What is Branch Banking?
Branch banking involves business of banking via branches. The branches are set up under Section 23 of Banking Regulations Act, 1949. A branch should cater to all banking services and include a specialized branch, a satellite office, an extension counter, an ATM, administrative office, service branch and a credit card centre for the purpose of branch authorization policy. The advantage of branch banking is that it helps in better management, more inclusion and risk diversification. The disadvantage of branch banking is that it might encourage outside local influences.
What is Unit Banking?
Unit banking is a system of banking which originated in US. It is a limited way of banking where banks operate only from a single branch (or a few branches in the same area) taking care of local community. In comparison to branch banking, the size of unit banks is very small. Due to small size and due to unit structure; the decision making in unit banks is very fast. The management in unit banks enjoy more autonomy and more discretionary powers. However, due to single units, the risk is not distributed or diversified.
What is Mixed Banking?
Mixed Banking is the system in which banks undertake activities of commercial and investment banking together. These banks give short-term and long-term loans to industrial concerns. The banks appoint experts which give valuable advice on various financial issues and also help gauge the financial health of companies. Industries don’t have to run to different places for differential financial needs. They thus promote rapid industrialization.
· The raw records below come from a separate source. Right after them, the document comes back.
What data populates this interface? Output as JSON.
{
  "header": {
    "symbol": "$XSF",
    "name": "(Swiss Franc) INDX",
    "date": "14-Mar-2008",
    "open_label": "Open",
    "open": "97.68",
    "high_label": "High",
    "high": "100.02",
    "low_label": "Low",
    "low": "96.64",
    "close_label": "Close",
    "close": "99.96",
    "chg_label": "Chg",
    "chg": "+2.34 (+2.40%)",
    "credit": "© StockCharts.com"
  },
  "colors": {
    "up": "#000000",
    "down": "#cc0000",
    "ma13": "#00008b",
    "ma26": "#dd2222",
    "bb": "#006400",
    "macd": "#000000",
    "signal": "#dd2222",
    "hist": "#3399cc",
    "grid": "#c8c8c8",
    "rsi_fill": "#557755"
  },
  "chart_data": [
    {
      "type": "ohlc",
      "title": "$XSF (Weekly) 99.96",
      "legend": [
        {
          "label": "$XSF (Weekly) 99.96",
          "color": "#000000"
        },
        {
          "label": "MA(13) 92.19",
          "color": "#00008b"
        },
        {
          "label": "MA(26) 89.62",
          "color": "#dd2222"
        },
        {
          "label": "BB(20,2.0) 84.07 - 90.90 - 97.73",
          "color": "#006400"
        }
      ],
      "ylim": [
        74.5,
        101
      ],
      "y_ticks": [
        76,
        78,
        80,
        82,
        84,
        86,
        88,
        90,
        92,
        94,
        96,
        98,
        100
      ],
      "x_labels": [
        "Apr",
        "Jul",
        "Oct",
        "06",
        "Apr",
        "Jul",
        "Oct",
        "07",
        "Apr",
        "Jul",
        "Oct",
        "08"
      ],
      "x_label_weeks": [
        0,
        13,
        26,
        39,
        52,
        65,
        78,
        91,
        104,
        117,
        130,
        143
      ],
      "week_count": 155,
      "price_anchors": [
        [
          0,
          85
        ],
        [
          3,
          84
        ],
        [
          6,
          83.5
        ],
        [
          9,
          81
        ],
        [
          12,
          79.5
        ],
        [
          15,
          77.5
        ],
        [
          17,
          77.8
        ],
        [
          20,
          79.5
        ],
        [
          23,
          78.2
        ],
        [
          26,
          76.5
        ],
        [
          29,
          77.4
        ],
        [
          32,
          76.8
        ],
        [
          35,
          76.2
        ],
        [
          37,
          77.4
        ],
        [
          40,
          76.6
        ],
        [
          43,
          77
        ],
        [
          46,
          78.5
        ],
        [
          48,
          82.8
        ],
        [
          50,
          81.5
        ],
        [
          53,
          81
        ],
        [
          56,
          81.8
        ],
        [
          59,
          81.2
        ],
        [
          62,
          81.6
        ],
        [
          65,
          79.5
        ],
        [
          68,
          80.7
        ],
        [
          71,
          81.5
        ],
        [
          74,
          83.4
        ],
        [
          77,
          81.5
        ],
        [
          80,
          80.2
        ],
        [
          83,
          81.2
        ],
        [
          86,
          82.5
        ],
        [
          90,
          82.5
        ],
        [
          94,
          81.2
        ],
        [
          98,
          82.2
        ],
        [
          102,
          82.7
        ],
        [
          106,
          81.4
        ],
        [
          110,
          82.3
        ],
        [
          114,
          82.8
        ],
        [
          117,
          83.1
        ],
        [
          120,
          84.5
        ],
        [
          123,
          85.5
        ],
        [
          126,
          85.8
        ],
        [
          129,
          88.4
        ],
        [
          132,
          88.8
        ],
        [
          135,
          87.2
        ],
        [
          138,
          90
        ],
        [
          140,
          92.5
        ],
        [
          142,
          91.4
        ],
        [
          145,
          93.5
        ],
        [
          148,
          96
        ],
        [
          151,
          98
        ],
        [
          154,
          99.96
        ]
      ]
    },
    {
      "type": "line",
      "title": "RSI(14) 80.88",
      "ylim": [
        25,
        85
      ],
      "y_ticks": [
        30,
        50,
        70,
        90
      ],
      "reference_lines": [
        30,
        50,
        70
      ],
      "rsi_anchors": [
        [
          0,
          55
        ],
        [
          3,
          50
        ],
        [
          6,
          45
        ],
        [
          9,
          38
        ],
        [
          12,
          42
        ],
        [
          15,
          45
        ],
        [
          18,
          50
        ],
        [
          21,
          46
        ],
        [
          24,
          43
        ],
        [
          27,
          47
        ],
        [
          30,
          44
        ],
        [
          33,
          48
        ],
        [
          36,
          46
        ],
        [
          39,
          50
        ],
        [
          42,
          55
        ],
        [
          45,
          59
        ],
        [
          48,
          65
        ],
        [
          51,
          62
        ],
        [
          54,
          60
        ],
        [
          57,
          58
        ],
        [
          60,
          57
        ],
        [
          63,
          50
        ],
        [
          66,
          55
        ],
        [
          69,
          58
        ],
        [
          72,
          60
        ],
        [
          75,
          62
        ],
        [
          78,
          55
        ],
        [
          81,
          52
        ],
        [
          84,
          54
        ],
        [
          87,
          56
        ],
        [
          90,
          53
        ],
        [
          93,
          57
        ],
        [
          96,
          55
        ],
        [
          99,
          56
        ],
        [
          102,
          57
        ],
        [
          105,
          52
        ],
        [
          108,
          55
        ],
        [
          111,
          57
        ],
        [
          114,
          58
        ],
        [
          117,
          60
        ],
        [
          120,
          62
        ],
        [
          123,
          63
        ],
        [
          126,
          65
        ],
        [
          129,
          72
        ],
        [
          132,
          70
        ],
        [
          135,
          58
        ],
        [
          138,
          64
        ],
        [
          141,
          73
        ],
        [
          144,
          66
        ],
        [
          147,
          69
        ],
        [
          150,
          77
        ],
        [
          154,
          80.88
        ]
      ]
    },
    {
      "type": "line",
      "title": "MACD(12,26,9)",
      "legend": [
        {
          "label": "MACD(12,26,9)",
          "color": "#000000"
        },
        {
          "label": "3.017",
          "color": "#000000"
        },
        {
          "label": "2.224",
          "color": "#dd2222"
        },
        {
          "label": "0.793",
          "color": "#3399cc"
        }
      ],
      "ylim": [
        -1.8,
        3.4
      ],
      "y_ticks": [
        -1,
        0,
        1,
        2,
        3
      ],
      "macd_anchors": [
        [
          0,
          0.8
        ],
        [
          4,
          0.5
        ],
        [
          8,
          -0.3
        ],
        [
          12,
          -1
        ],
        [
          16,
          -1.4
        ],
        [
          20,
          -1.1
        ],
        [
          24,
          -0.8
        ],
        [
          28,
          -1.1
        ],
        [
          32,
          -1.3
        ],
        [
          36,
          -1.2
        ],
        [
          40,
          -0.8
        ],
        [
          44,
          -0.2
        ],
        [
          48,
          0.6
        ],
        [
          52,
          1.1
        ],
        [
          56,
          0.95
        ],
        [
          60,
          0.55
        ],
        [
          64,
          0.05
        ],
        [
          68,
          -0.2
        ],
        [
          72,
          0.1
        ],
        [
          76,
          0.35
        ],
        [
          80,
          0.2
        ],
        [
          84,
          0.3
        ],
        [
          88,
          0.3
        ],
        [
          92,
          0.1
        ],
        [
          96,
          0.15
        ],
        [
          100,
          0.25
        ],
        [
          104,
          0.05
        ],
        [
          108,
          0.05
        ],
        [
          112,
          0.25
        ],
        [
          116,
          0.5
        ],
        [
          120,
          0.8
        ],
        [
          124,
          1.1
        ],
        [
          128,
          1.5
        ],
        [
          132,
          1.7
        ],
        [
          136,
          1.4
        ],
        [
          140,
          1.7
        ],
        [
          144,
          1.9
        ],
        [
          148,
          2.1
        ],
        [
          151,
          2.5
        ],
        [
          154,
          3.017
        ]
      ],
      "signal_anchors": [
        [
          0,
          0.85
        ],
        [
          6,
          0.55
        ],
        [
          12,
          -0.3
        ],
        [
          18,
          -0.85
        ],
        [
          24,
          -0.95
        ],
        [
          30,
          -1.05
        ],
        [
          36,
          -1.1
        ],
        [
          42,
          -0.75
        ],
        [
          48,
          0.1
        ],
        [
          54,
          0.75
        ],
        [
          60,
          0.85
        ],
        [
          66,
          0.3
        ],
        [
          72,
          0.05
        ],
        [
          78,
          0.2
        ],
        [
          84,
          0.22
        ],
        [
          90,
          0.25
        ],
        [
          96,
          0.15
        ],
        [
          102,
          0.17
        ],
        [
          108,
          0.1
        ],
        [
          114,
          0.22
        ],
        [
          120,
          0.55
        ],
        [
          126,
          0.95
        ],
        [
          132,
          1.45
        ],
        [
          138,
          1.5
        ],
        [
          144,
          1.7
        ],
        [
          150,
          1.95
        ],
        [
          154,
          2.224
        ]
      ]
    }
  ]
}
They may however pose a grave threat to liquidity of a bank and lead to bad debts.
What is Chain Banking?
Chain banking system refers to the type of banking when a group of persons come together to own and control three or more independently chartered banks. Each of these banks could maintain their independent existence despite common control and ownership. The banks in the chains were assigned specific functions so there was no loss of profits and overlapping of interests.